At the office, Erin’s peekaboo fashion statements alienate her co-workers. “Bite my ass, Krispy Kreme,” she tells a chubette who shoots evil eyefuls at her. To Ed’s suggestion that she rethink her wardrobe, Erin sasses: “Rethink your ties.” OK, itss a little cute. You may worry that screenwriter Susannah Grant, who made her name inventing plots for TV’s “Party of Five,” is planning a new series about a leggy law clerk who outshines her dim boss every week. Call it Erin McBeal.
Never fear. The movie is a winner because Soderbergh, with an uncredited script assist from Richard LaGravanese (The Fisher King), tempers the flash with substance. When Erin finds medical records in a real-estate file on the Hinkley case, the facts of the real story kick in. Roberts is a live wire, but her fine, strutting performance is propelled by Erin’s real feelings for those who have been damaged by PG&E. Roberts shows the emotional toll on Erin as she tries to stay responsible to her children and to a job that has provided her with a first taste of self-esteem.
Credit Soderbergh for not turning Erin Brockovich into a one-woman show.
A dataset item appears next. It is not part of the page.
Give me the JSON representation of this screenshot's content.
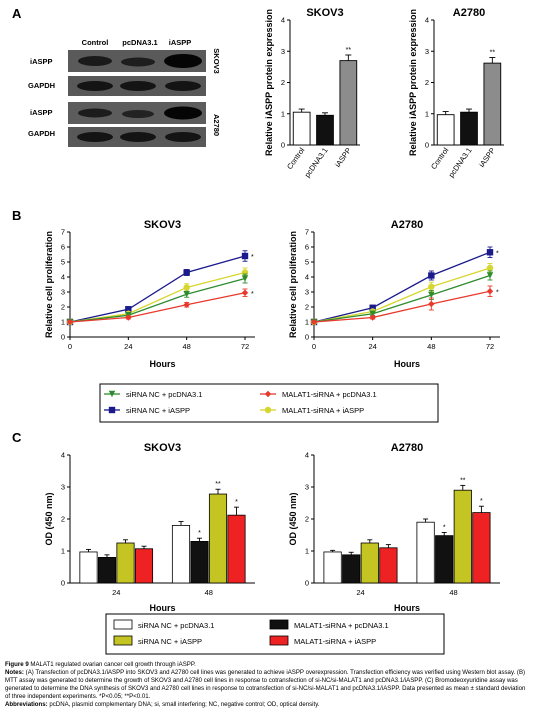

He and cinematographer Ed Lachman keep the community front and center (part of the film was shot in Hinkley, next to the PG&E plant). Soderbergh draws strong performances from a large cast, including Marg Helgenberger as a plaintiff who supports Erin in her crusade and Cherry Jones as a victim who does not.
As for the film’s lapses, Erin blubbering on her car phone when George tells her she’s missed her baby’s first word is pretty daytime TV. And it’s hard to watch actors as good as Finney and Peter Coyote, who plays a legal hotshot, stand around slack-jawed while Erin — armed with a screenwriter’s arsenal of smart put-downs — explains the true meaning of justice. Others may wince when Roberts, who made $20 million for playing Erin, hands over a $5 million settlement to a cancer victim with the line “It’s all you’ll ever need and all your children will ever need.” PG&E paid out $333 million to 634 plaintiffs — the largest settlement ever in a direct-action suit — but that seems paltry compared with the $2 billion that Roberts’ films have grossed. Some value system. Still, it’s hard to resist a heroine who jokes that she signed up 634 plaintiffs to sue PG&E by performing sexual favors. Erin Brockovich, in life and on the screen, can’t sell candy-assed platitudes about the triumph of the human spirit (see The Cider House Rules because, mercifully, she sucks at it.)